Marc Porter, Chemistry, (515) 294-6433
Dalene Abner, ISU Foundation (515) 294-8681
Skip Derra, News Service, (515) 294-4917
KECK GRANT WILL LET IOWA STATE RESEARCHERS SET UP MICROMINIATURIZATION LABORATORY
AMES, Iowa -- The W.M. Keck Foundation of Los Angeles has awarded a $1.2 million grant to Iowa State University that will allow researchers to set up a laboratory devoted to making scientific instruments incredibly small. This is the first Keck grant to Iowa State.
The grant will be used for the ISU Laboratory for the Fabrication of Microminiaturized Analytical Instrumentation. The new lab will be part of Iowa State's Microanalytical Instrumentation Center, which is directed by Marc Porter, an ISU professor of chemistry.

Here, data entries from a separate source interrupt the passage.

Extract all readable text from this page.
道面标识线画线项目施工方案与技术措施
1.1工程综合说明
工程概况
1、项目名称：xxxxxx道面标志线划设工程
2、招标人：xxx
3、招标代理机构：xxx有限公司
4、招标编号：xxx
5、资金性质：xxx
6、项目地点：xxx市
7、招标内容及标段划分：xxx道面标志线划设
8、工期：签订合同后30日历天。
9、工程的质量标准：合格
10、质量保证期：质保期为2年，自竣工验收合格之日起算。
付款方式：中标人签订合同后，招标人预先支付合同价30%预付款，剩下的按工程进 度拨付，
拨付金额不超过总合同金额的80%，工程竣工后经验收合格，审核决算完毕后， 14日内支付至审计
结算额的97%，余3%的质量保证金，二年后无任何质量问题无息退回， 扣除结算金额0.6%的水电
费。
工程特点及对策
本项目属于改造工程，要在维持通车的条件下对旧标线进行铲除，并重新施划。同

It will feature the participation of faculty from several different departments and disciplines and research centers like the U.S. Department of Energy's Ames Laboratory.
"We are extremely delighted to have the backing of the Keck Foundation for the new microminiaturization lab," said Iowa State University President Martin Jischke. "The Keck Foundation has chosen to support one of the most advanced scientific groups at Iowa State, which is directed by Marc Porter, a leader in analytical chemistry."
The lab will allow researchers to transform present analytical instruments, such as table-top sized chemical separation devices like a chromatograph, into very small devices. Miniaturizing these devices will allow researchers to explore environments not easily accessible to humans.
For example, Porter has one group within MIC working on development of a micropump, which potentially could be no thicker than a human hair, that would allow long-term space flight. The pump could become a key element in the shrinking of a chromatograph system from the size of roughly a microwave oven to that of a silver dollar. The tiny chromatograph system would play a vital role in the recycling of water from cabin humidity and bodily wastes, an essential step for any long-term space flight.
Porter said additional projects for the new lab include further development of an atomic force microscope which one day could require only a single molecular pair for disease detection, research into how cells communicate with each other and new methods for determining the relative health of a person from a single blood cell.
"Reflecting W.M. Keck's life as a pioneer, innovator and risk taker, the Keck Foundation seeks out research, such as Iowa State's Laboratory for the Fabrication of Miniaturized Analytical Instrumentation, because it is opening new directions in science," said Maria Pellegrini, Keck program director. "The foundation is happy to participate in these efforts at Iowa State."
The Keck Foundation has a history of supporting projects that lead to scientific advances and new technology development. Since its founding in 1954, the foundation has awarded about $550 million in grants. In 1996, the Keck Foundation awarded more than $39 million.
Keck's gift is part of Campaign Destiny: To Become the Best, aligned with Iowa State's strategic plan to become the best land-grant university in the nation. Conducted by the ISU Foundation, the largest campaign in ISU history has a five- year goal to raise $300 million. The campaign has generated more than $244.5 million in outright and deferred contributions from 1995 through March 31, 1998.
"This Campaign Destiny gift underscores the growing national reputation of Iowa State," said ISU Foundation National Campaign Chair Chuck Johnson, who also is president, CEO and chairman of the board of Pioneer Hi-Bred International Inc., Des Moines. "It indicates Iowa State's increasing ability to attract the type of support that is critical to funding many new initiatives in the strategic plan."